The ruling came as Ford already is being buffeted by the recall of 6.5 million Firestone tires, which were standard equipment on some Ford trucks and sports utility vehicles.  

The National Highway Traffic Safety Administration is investigating dozens of deaths possibly linked to the tires. 

Superior Court Judge Michael E. Ballachey said Ford knew the vehicles were prone to stalling, especially when the engine was hot, but failed to alert consumers. 

Ford officials disagreed and said the company would appeal, saying it doesn’t believe Ballachey has the authority to order a recall. 

“We would ask the public to trust real engineering and not court engineering,” Ford spokesman Jim Cain said.  

“All of the data on stalling collected by the government, all of the data on accidents, suggests there is no problem with these vehicles. 

“A recall would serve no purpose because there is nothing to fix,” Cain added. “We’re talking about a lot of old cars and old trucks, two-thirds of which have more than 120,000 miles on the odometer.” 

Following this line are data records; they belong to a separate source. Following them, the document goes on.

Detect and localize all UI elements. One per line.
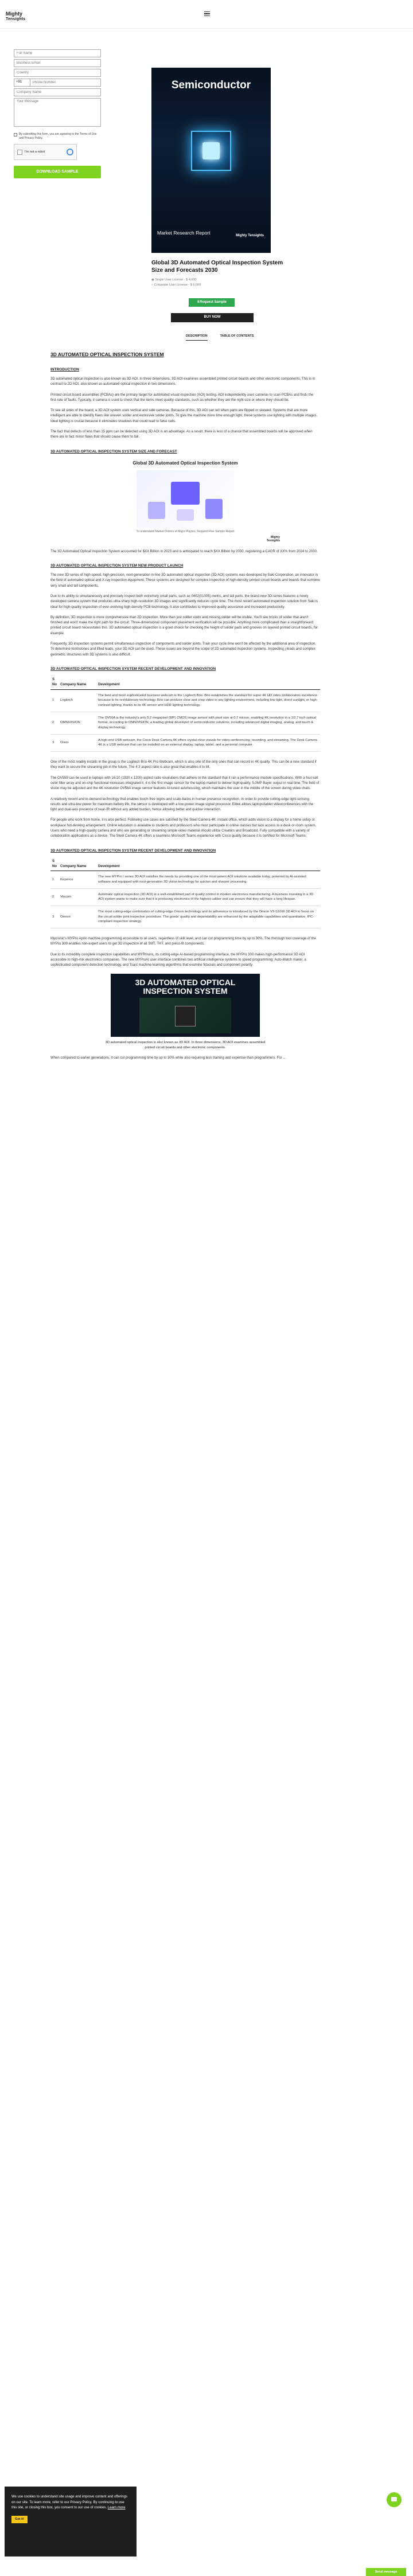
email-field[interactable] xyxy=(14,59,101,67)
cover-title: Semiconductor xyxy=(171,79,251,91)
send-message-button[interactable]: Send message xyxy=(366,2568,406,2576)
size-forecast-heading: 3D AUTOMATED OPTICAL INSPECTION SYSTEM SIZE AND FORECAST xyxy=(50,449,177,454)
country-field[interactable] xyxy=(14,69,101,77)
table-row: 1 Logitech The best and most sophisticated business webcam is the Logitech Brio. Brio establishes the standard for super 4K HD video collaboration excellence because to its revolutionary technology. Brio can produce clear and crisp video in any lighting environment, including low light, direct sunlight, or high-contrast lighting, thanks to its 4K sensor and HDR lighting technology. xyxy=(50,689,320,712)
tab-table-of-contents[interactable]: TABLE OF CONTENTS xyxy=(220,334,254,338)
intro-heading: INTRODUCTION xyxy=(50,368,79,372)
col-header: Development xyxy=(96,858,320,871)
message-field[interactable] xyxy=(14,98,101,127)
phone-field[interactable] xyxy=(30,79,101,87)
figure-logo: Mighty Tensights xyxy=(266,535,280,542)
download-sample-button[interactable]: DOWNLOAD SAMPLE xyxy=(14,166,101,178)
country-code-select[interactable]: +91 xyxy=(14,79,30,87)
recaptcha-checkbox[interactable] xyxy=(17,150,22,155)
paragraph: The new 3D series of high-speed, high-precision, next-generation in-line 3D automated optical inspection (3D AOI) systems was developed by Saki Corporation, an innovator in the field of automated optical and X-ray inspection equipment. These systems are designed for complex inspection of high-density printed circuit boards and boards that combine very small and tall components. xyxy=(50,573,320,588)
recaptcha-label: I'm not a robot xyxy=(25,150,45,154)
pcb-illustration xyxy=(139,998,231,1033)
consent-row xyxy=(14,132,101,140)
cookie-banner xyxy=(5,2487,137,2557)
development-table-1 xyxy=(50,676,320,752)
table-row: 3 Cisco A high-end USB webcam, the Cisco Desk Camera 4K offers crystal-clear visuals for video conferencing, recording, and streaming. The Desk Camera 4K is a USB webcam that can be installed on an external display, laptop, tablet, and a personal computer. xyxy=(50,734,320,751)
market-figure xyxy=(50,460,320,542)
full-name-field[interactable] xyxy=(14,49,101,57)
table-row: 2 Viscom Automatic optical inspection (3D AOI) is a well-established part of quality control in modern electronics manufacturing. A business investing in a 3D AOI system wants to make sure that it is producing electronics of the highest caliber and can ensure that they will have a long lifespan. xyxy=(50,888,320,905)
paragraph: The fact that defects of less than 15 ppm can be detected using 3D AOI is an advantage. As a result, there is less of a chance that assembled boards will be approved when there are in fact minor flaws that should cause them to fail. xyxy=(50,430,313,439)
pcb-figure xyxy=(111,974,260,1037)
paragraph: A relatively recent and in-demand technology that enables touch-free logins and scale-backs in human presence recognition. In order to provide cutting-edge light-sensing results and ultra-low power for maximum battery life, the sensor is developed with a low-power image signal processor. Elitek allows laptops/tablet videoconferences with the light and dual-axis presence of near-IR without any added burden, hence allowing better and quicker interaction. xyxy=(50,797,314,812)
new-launch-heading: 3D AUTOMATED OPTICAL INSPECTION SYSTEM NEW PRODUCT LAUNCH xyxy=(50,564,184,568)
cover-brand: Mighty Tensights xyxy=(236,234,264,237)
buy-now-button[interactable]: BUY NOW xyxy=(171,313,254,322)
paragraph: For people who work from home, it is also perfect. Following use cases are satisfied by the Steel Camera 4K: instant office, which adds vision to a display for a home setup or workplace hot-desking arrangement. Online education is available to students and professors who must participate in online classes but lack access to a desk or room system. Users who need a high-quality camera and who are generating or streaming simple video material should utilize Creators and Broadcast. Fully compatible with a variety of collaboration applications as a device. The Steel Camera 4K offers a seamless Microsoft Teams experience with Cisco quality because it is certified for Microsoft Teams. xyxy=(50,818,317,838)
paragraph: Frequently, 3D inspection systems permit simultaneous inspection of components and solder joints. Train your cycle time won't be affected by the additional area of inspection. To determine tombstones and lifted leads, your 3D AOI can be used. These issues are beyond the scope of 2D automated inspection systems. Inspecting j-leads and complex geometric structures with 3D systems is also difficult. xyxy=(50,642,316,657)
paragraph: Printed circuit board assemblies (PCBAs) are the primary target for automated visual inspection (AOI) testing. AOI independently uses cameras to scan PCBAs and finds the first-rate of faults. Typically, it camera is used to check that the items meet quality standards, such as whether they are the right size or where they should be. xyxy=(50,393,314,402)
report-cover-image xyxy=(151,68,271,253)
tab-description[interactable]: DESCRIPTION xyxy=(186,334,208,341)
pcb-figure-caption: 3D automated optical inspection is also known as 3D AOI. In three dimensions, 3D AOI examines assembled printed circuit boards and other electronic components. xyxy=(105,1040,266,1049)
corporate-license-option[interactable]: ○ Corporate User License - $ 6,000 xyxy=(151,283,201,287)
consent-text: By submitting this form, you are agreeing to the Terms of Use and Privacy Policy. xyxy=(19,132,97,140)
hamburger-menu-icon[interactable] xyxy=(204,11,210,16)
table-row: 3 Omron The most cutting-edge combination of cutting-edge Omron technology and its adherence is introduced by the Omron VT-S1090 3D AOI to focus on the circuit solder joint inspection procedure. The goods' quality and dependability are enhanced by the adaptable capabilities and quantitative, IPC-compliant inspection strategy. xyxy=(50,905,320,928)
paragraph: To see all sides of the board, a 3D AOI system uses vertical and side cameras. Because of this, 3D AOI can tell when parts are flipped or skewed. Systems that are more intelligent are able to identify flaws like uneven solder and excessive solder joints. To give the machine more time enough light, these systems use lighting with multiple images. Ideal lighting is crucial because it eliminates shadows that could lead to false calls. xyxy=(50,409,318,423)
product-title: Global 3D Automated Optical Inspection System Size and Forecasts 2030 xyxy=(151,260,283,274)
table-row: 1 Keyence The new MYPro I series 3D AOI satisfies the needs by providing one of the most potent AOI solutions available today, powered by AI-assisted software and equipped with next-generation 3D vision technology for quicker and sharper processing. xyxy=(50,871,320,888)
cookie-accept-button[interactable]: Got it! xyxy=(11,2516,28,2523)
logo-line1: Mighty xyxy=(6,11,22,17)
col-header: S No xyxy=(50,858,59,871)
recaptcha-icon xyxy=(67,149,73,155)
col-header: Development xyxy=(96,676,320,689)
market-illustration xyxy=(137,470,234,528)
paragraph: Mycronic's MYPro Aprix machine programming accessible to all users, regardless of skill level, and can cut programming time by up to 30%. The thorough tool coverage of the MYPro 300 enables non-expert users to get 3D inspection of all SMT, THT, and press-fit components. xyxy=(50,937,316,946)
paragraph: The OV555 can be used in laptops with 16:10 (1920 x 1200) aspect ratio resolutions that adhere to the standard that it ran a performance module specifications. With a four-cell color filter array and on-chip functional increases integrated it, it is the first image sensor for the laptop market to deliver high-quality, 5.0MP Bayer output in real time. The field of vision may be adjusted and the 4K resolution OV58A image sensor features Al-tuned autofocusing, which maintains the user in the middle of the screen during video chats. xyxy=(50,776,320,791)
cookie-learn-more-link[interactable]: Learn more xyxy=(107,2506,126,2510)
paragraph: By definition, 3D inspection is more comprehensive than 2D inspection. More than just solder voids and missing solder will be visible. You'll see bricks of solder that aren't finished and won't make the right path for the circuit. Three-dimensional component placement verification will be possible. Anything more complicated than a straightforward printed circuit board necessitates this. 3D automated optical inspection is a good choice for checking the height of solder pads and grooves on layered printed circuit boards, for example. xyxy=(50,615,318,635)
chat-icon[interactable] xyxy=(387,2492,402,2507)
paragraph: Due to its ability to simultaneously and precisely inspect both extremely small parts, such as 0402(01005) metric, and tall parts, the brand-new 3D-series features a newly developed camera system that produces ultra-sharp high-resolution 3D images and significantly reduces cycle time. The most recent automated inspection solution from Saki is ideal for high-quality inspection of ever-evolving high-density PCB technology. It also contributes to improved quality assurance and increased productivity. xyxy=(50,595,318,609)
table-row: 2 OMNIVISION The OV50A is the industry's only 5.2 megapixel (MP) CMOS image sensor with pixel size at 0.7 micron, enabling 4K resolution in a 1/2.7 inch optical format, according to OMNIVISION, a leading global developer of semiconductor solutions, including advanced digital imaging, analog, and touch & display technology. xyxy=(50,712,320,734)
request-sample-button[interactable]: ⬇ Request Sample xyxy=(189,298,235,307)
development-table-2 xyxy=(50,858,320,928)
chip-illustration xyxy=(191,131,231,171)
single-license-option[interactable]: ◉ Single User License - $ 4,000 xyxy=(151,278,197,282)
company-field[interactable] xyxy=(14,88,101,96)
col-header: Company Name xyxy=(59,858,96,871)
consent-checkbox[interactable] xyxy=(14,133,17,136)
col-header: Company Name xyxy=(59,676,96,689)
license-options xyxy=(151,278,201,288)
cookie-text: We use cookies to understand site usage and improve content and offerings on our site. To learn more, refer to our Privacy Policy. By continuing to use this site, or closing this box, you consent to our use of cookies. xyxy=(11,2495,127,2510)
figure-title: Global 3D Automated Optical Inspection System xyxy=(133,460,238,466)
sample-request-form xyxy=(14,49,101,178)
paragraph: When compared to earlier generations, it can cut programming time by up to 30% while also requiring less training and expertise than programmers. For ... xyxy=(50,1056,286,1060)
site-logo[interactable] xyxy=(6,11,25,22)
phone-row xyxy=(14,79,101,87)
cover-subtitle: Market Research Report xyxy=(157,229,211,236)
main-heading: 3D AUTOMATED OPTICAL INSPECTION SYSTEM xyxy=(50,352,164,357)
col-header: S No xyxy=(50,676,59,689)
recaptcha-widget xyxy=(14,144,77,160)
paragraph: The 3D Automated Optical Inspection System accounted for $XX Billion in 2023 and is anticipated to reach $XX Billion by 2030, registering a CAGR of XX% from 2024 to 2030. xyxy=(50,549,318,553)
logo-line2: Tensights xyxy=(6,17,26,21)
pcb-figure-title: 3D AUTOMATED OPTICAL INSPECTION SYSTEM xyxy=(135,977,236,996)
product-tabs xyxy=(186,334,254,341)
site-header xyxy=(0,0,413,29)
figure-caption[interactable]: To understand Market Drivers of Major Players, Request Free Sample Report xyxy=(136,530,235,534)
paragraph: Due to its incredibly complete inspection capabilities and MYRmunc, its cutting-edge AI-based programming interface, the MYPro 300 makes high-performance 3D AOI accessible to high-mix electronics companies. The new MYProAI user interface combines two artificial intelligence systems to speed programming: Auto-Match maker, a sophisticated component detection technology, and Toast machine learning algorithms that examine fiducials and component polarity. xyxy=(50,953,306,967)
paragraph: One of the most readily installs in the group is the Logitech Brio 4K Pro Webcam, which is also one of the only ones that can record in 4K quality. This can be a new standard if they want to secure the streaming job in the future. The 4:3 aspect ratio is also great that enables it to tilt. xyxy=(50,760,317,770)
recent-development-heading-2: 3D AUTOMATED OPTICAL INSPECTION SYSTEM RECENT DEVELOPMENT AND INNOVATION xyxy=(50,848,216,853)
paragraph: 3D automated optical inspection is also known as 3D AOI. In three dimensions, 3D AOI examines assembled printed circuit boards and other electronic components. This is in contrast to 2D AOI, also known as automated optical inspection in two dimensions. xyxy=(50,377,315,387)
report-description xyxy=(50,343,320,1067)
recent-development-heading: 3D AUTOMATED OPTICAL INSPECTION SYSTEM RECENT DEVELOPMENT AND INNOVATION xyxy=(50,666,216,671)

Ford’s stock fell 81.2 cents, to $24.313, in trading Wednesday on the New York Stock Exchange. Analyst Gary Lapidus with Goldman, Sachs & Co. said the decline was unrelated to the verdict, noting several auto companies saw their stock decline Wednesday amid fears of an auto industry slowdown. 

“It’s a dead-end story,” Lapidus said. “The auto industry has bigger worries than a recall on a few ignitions.” 

Von Ritter, one of the named plaintiffs in the class-action suit, sold her Taurus shortly after the stalling incident. 

“I was petrified. The kids were screaming and crying. I thought this was it,” she said. “I was lucky. I was able to get to the side of the road before being rammed.” 

Nelda Rohling and her parents were not as lucky.  

They were hit by a vehicle when their 1989 Ford Tempo stalled as they crossed a busy highway near Lubbock, Texas, in 1993. Her father died on impact. Rohling and her mother were severely injured. 

“We started to cross the highway at a stop sign and the car dies,” Rohling said. “Dad’s jiggling, jiggling to get the car on. We were looking at this car coming down on us.” 

Rohling said they sued Ford and that the automaker settled out of court without admitting liability. 

The automaker has settled dozens of wrongful death and bodily injury suits nationwide in which a Ford vehicle was suspected of stalling.  

Ford never admitted wrongdoing in those out-of-court settlement.